Zarrab davasını 'Zarrab'a indirgemek
ÖNCE şunu hatırlayalım: Zarrab depreminin temeli ABD’nin İran’a karşı önce BM’yi harekete geçirmesi, bu yetersiz kalınca tek taraflı olarak ambargo koymasıydı. Karar hukuka ve doktrine uygun olmadığı gibi, tam olarak “Murphy’nin altın kuralı: Altını olan kuralı koyar” cinsindendi. Ne ki, İran-Zarrab- Türkiye üçgeninde altının geçiş üstünlüğü, ABD’nin petro dolar egemenliğinin başladığı yerde bitiyordu.
ABD’NİN İNTİKAMI
Türkiye ve İran, ABD’nin İran’a tek taraflı olarak koyduğu ambargo kararını deldiler. İran’a altın ihracı 53 milyon dolardan 6.5 milyar dolarlara çıktı. Ayrıca bugün artık, Zarrab’ın bu işlemleri kolaylaştıranlara bol miktarda para saçtığından kimsenin şüphesi kalmadı.

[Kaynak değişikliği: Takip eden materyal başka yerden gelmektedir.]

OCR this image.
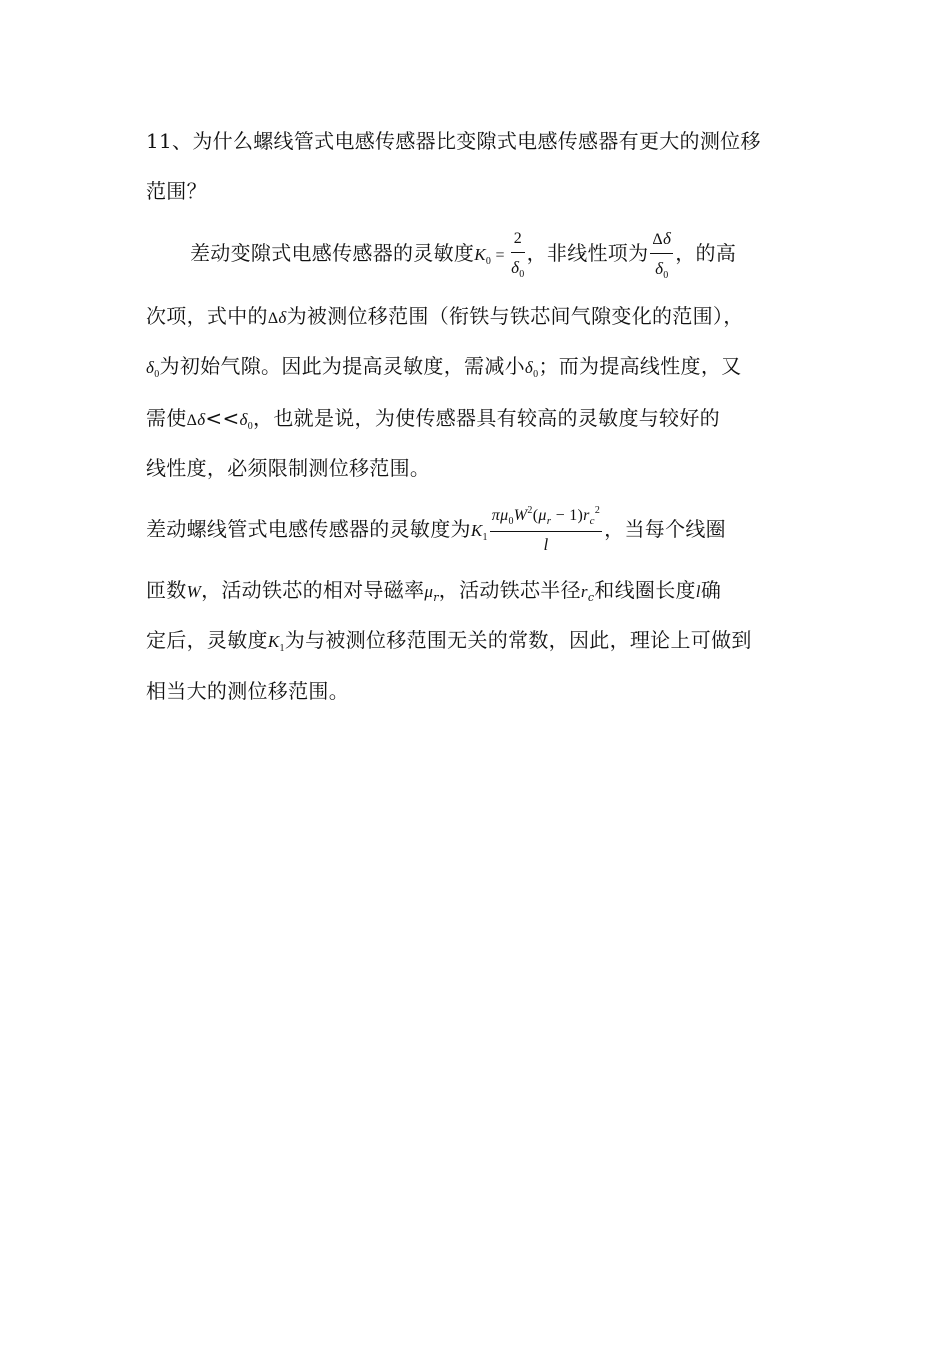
11、为什么螺线管式电感传感器比变隙式电感传感器有更大的测位移
范围？
差动变隙式电感传感器的灵敏度$K_0 = \frac{2}{\delta_0}$ ，非线性项为 $\frac{\Delta\delta}{\delta_0}$ ，的高
次项，式中的Δδ为被测位移范围（衔铁与铁芯间气隙变化的范围），
$\delta_0$为初始气隙。因此为提高灵敏度，需减小$\delta_0$；而为提高线性度，又
需使$\Delta\delta<<\delta_0$，也就是说，为使传感器具有较高的灵敏度与较好的
线性度，必须限制测位移范围。
差动螺线管式电感传感器的灵敏度为$K_1 \frac{\pi\mu_0W^2(\mu_r - 1)r_c^2}{l}$ ，当每个线圈
匝数W，活动铁芯的相对导磁率$\mu_r$，活动铁芯半径$r_c$和线圈长度l确
定后，灵敏度$K_1$为与被测位移范围无关的常数，因此，理论上可做到
相当大的测位移范围。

Ambargoyu delmenin “yakışıklı” bir tarafı olsa da 19 Mart 2016’da tutuklanan Reza Zarrab’dan nemalanmanın “anti emperyalist duruş” ile hiçbir ilgisi olmadığına da. Hatta denilebilir ki 2013’te iddiaları ileri süren FETÖ gibi devlette kadrolaştığı ve dış bağlantılı olduğu çoktan ifşa olmuş bir yapı olmasaydı, halk buna sandıkta tepki de verebilir, AK Parti ağır bir bedel de ödeyebilirdi. Ancak yanılmayalım: Bugün Zarrab’ı itirafçıdan çok “iftiracı” olarak kullanmak isteyen ve davayı Türkiye’yi sallama aracına dönüştüren ABD’nin derdi, bazı siyasetçilerin saatleri ya da çikolata kutuları değildir. Asıl amaç, Türkiye’nin gösterdiği ambargoyu delme gözü karalığını cezalandırma isteğidir.

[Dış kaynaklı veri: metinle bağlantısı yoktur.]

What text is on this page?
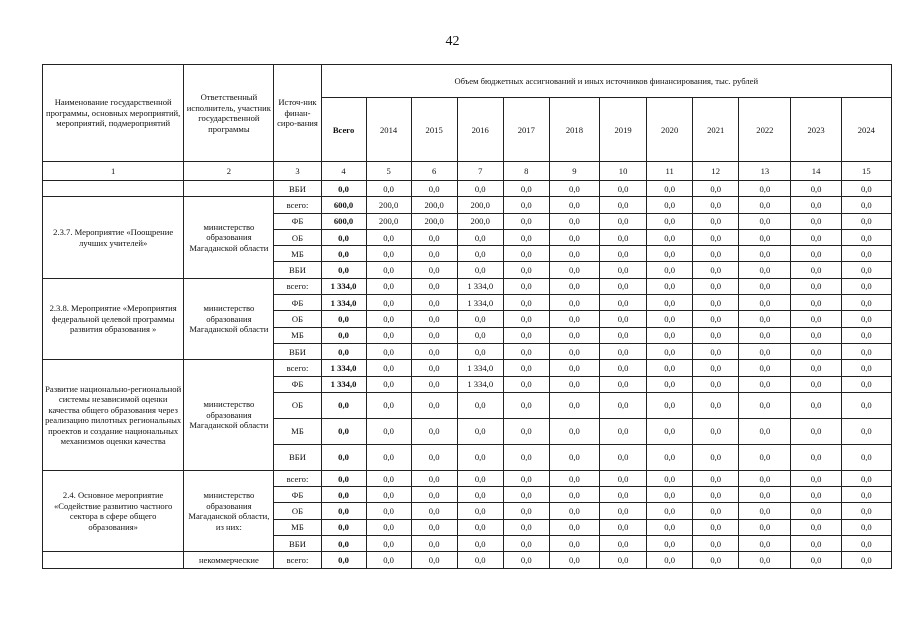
42
Наименование государственной программы, основных мероприятий, мероприятий, подмероприятий	Ответственный исполнитель, участник государственной программы	Источ-ник финан-сиро-вания	Объем бюджетных ассигнований и иных источников финансирования, тыс. рублей											
			Всего	2014	2015	2016	2017	2018	2019	2020	2021	2022	2023	2024
1	2	3	4	5	6	7	8	9	10	11	12	13	14	15
		ВБИ	0,0	0,0	0,0	0,0	0,0	0,0	0,0	0,0	0,0	0,0	0,0	0,0
2.3.7. Мероприятие «Поощрение лучших учителей»	министерство образования Магаданской области	всего:	600,0	200,0	200,0	200,0	0,0	0,0	0,0	0,0	0,0	0,0	0,0	0,0
		ФБ	600,0	200,0	200,0	200,0	0,0	0,0	0,0	0,0	0,0	0,0	0,0	0,0
		ОБ	0,0	0,0	0,0	0,0	0,0	0,0	0,0	0,0	0,0	0,0	0,0	0,0
		МБ	0,0	0,0	0,0	0,0	0,0	0,0	0,0	0,0	0,0	0,0	0,0	0,0
		ВБИ	0,0	0,0	0,0	0,0	0,0	0,0	0,0	0,0	0,0	0,0	0,0	0,0
2.3.8. Мероприятие «Мероприятия федеральной целевой программы развития образования »	министерство образования Магаданской области	всего:	1 334,0	0,0	0,0	1 334,0	0,0	0,0	0,0	0,0	0,0	0,0	0,0	0,0
		ФБ	1 334,0	0,0	0,0	1 334,0	0,0	0,0	0,0	0,0	0,0	0,0	0,0	0,0
		ОБ	0,0	0,0	0,0	0,0	0,0	0,0	0,0	0,0	0,0	0,0	0,0	0,0
		МБ	0,0	0,0	0,0	0,0	0,0	0,0	0,0	0,0	0,0	0,0	0,0	0,0
		ВБИ	0,0	0,0	0,0	0,0	0,0	0,0	0,0	0,0	0,0	0,0	0,0	0,0
Развитие национально-региональной системы независимой оценки качества общего образования через реализацию пилотных региональных проектов и создание национальных механизмов оценки качества	министерство образования Магаданской области	всего:	1 334,0	0,0	0,0	1 334,0	0,0	0,0	0,0	0,0	0,0	0,0	0,0	0,0
		ФБ	1 334,0	0,0	0,0	1 334,0	0,0	0,0	0,0	0,0	0,0	0,0	0,0	0,0
		ОБ	0,0	0,0	0,0	0,0	0,0	0,0	0,0	0,0	0,0	0,0	0,0	0,0
		МБ	0,0	0,0	0,0	0,0	0,0	0,0	0,0	0,0	0,0	0,0	0,0	0,0
		ВБИ	0,0	0,0	0,0	0,0	0,0	0,0	0,0	0,0	0,0	0,0	0,0	0,0
2.4. Основное мероприятие «Содействие развитию частного сектора в сфере общего образования»	министерство образования Магаданской области, из них:	всего:	0,0	0,0	0,0	0,0	0,0	0,0	0,0	0,0	0,0	0,0	0,0	0,0
		ФБ	0,0	0,0	0,0	0,0	0,0	0,0	0,0	0,0	0,0	0,0	0,0	0,0
		ОБ	0,0	0,0	0,0	0,0	0,0	0,0	0,0	0,0	0,0	0,0	0,0	0,0
		МБ	0,0	0,0	0,0	0,0	0,0	0,0	0,0	0,0	0,0	0,0	0,0	0,0
		ВБИ	0,0	0,0	0,0	0,0	0,0	0,0	0,0	0,0	0,0	0,0	0,0	0,0
	некоммерческие	всего:	0,0	0,0	0,0	0,0	0,0	0,0	0,0	0,0	0,0	0,0	0,0	0,0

Nitekim İran, cezasını çekti. Söz konusu ticareti, iktisadi cihat olarak gören Ahmedinejad’ın yerinde yeller esiyor. Silindi ve unutuldu. Yerine ABD ile barışçıl nükleer enerji üretimi anlaşmaları yapan, öfkesini ve iddiasını Suriye’de ve Irak’taki “Sünni” Müslümanlara yönlendiren bir İran geldi. ABD, nükleer enerji çalışmalarını denetleme adı altında on yıllarca hep kapalı kutu olmuş “İran’ı izleme” bir yerde “kontrol etme” hakkı elde etti. Bunların hepsi, ABD’nin ambargoyu delenlerden almaya yemin ettiği intikamın İran ayağında gerçekleşen şeylerdi.
Türkiye ayağını da gördük: 17-25 Aralık. Suriye ile terbiye edilme. IŞİD ile tehdit edilme. PYD-YPG ile tehdit edilme. 15 Temmuz. Zarrab davası. Say say bitmiyor. Erdoğan umduklarından dirençli çıktı, millet liderini seviyor sayıyor, o günlerde adı “Paralel Devlet Yapılanması” olan Gülenci yapılanmayı “milli” bulmuyordu, bu sayede bugünlere gelindi.
Yani, Türkiye dört bakanı Yüce Divan’a çıkarıp şeffaf bir yargılama yapabilseydi de bu dava olur, ABD Zarrab’ı “iftiralara ve itiraflara” zorlardı. Ama o ihtimalde Türkiye’nin eli daha güçlü olur, “Ben bu ambargoyu haksız görüyorum. Bana ve milletime göre birinde doğalgaz, petrol, diğerinde ise bu enerjinin karşılığını ödeyebilme imkânı olan iki ülke karşılıklı alışveriş yapabilmelidir. Biz de bunu yaptık, en doğal hakkımız olanı yaptık. Bu süreçten haksız kazanç sağlayanlar olduğu iddialarını da yargıya taşıdık, şeffaf ve adil bir şekilde yargılanmalarını sağladık. Size verilecek bir hesabımız yok. Kendiniz çalın, kendiniz söyleyin” diyebilirdi. Tabii teoride. Zira hükümetin operasyon yediği, emniyette ve yargıda ne miktarda FETÖ’cü olduğunun bilinmediği bir dönemde böyle bir karar almanın Türkiye’yi yıkıma sürükleyeceği de iddia edilebilir.
MESELENİN ÖZÜ CESARET
Bugünkü Zarrab davasının, 17-25 Aralık operasyonları ve 15 Temmuz darbe girişiminin ek halkası olarak gündeme getirilmiş bir dava olduğuna şüphe yok. ABD’nin cezalandırmaya konu ettiği ve bunca yol teptiği meselenin özünde Türkiye’nin kerameti kendinden menkul bir “cesaret” sergilemesi, “Dur ulan, burada biz de varız” diklenmesi var.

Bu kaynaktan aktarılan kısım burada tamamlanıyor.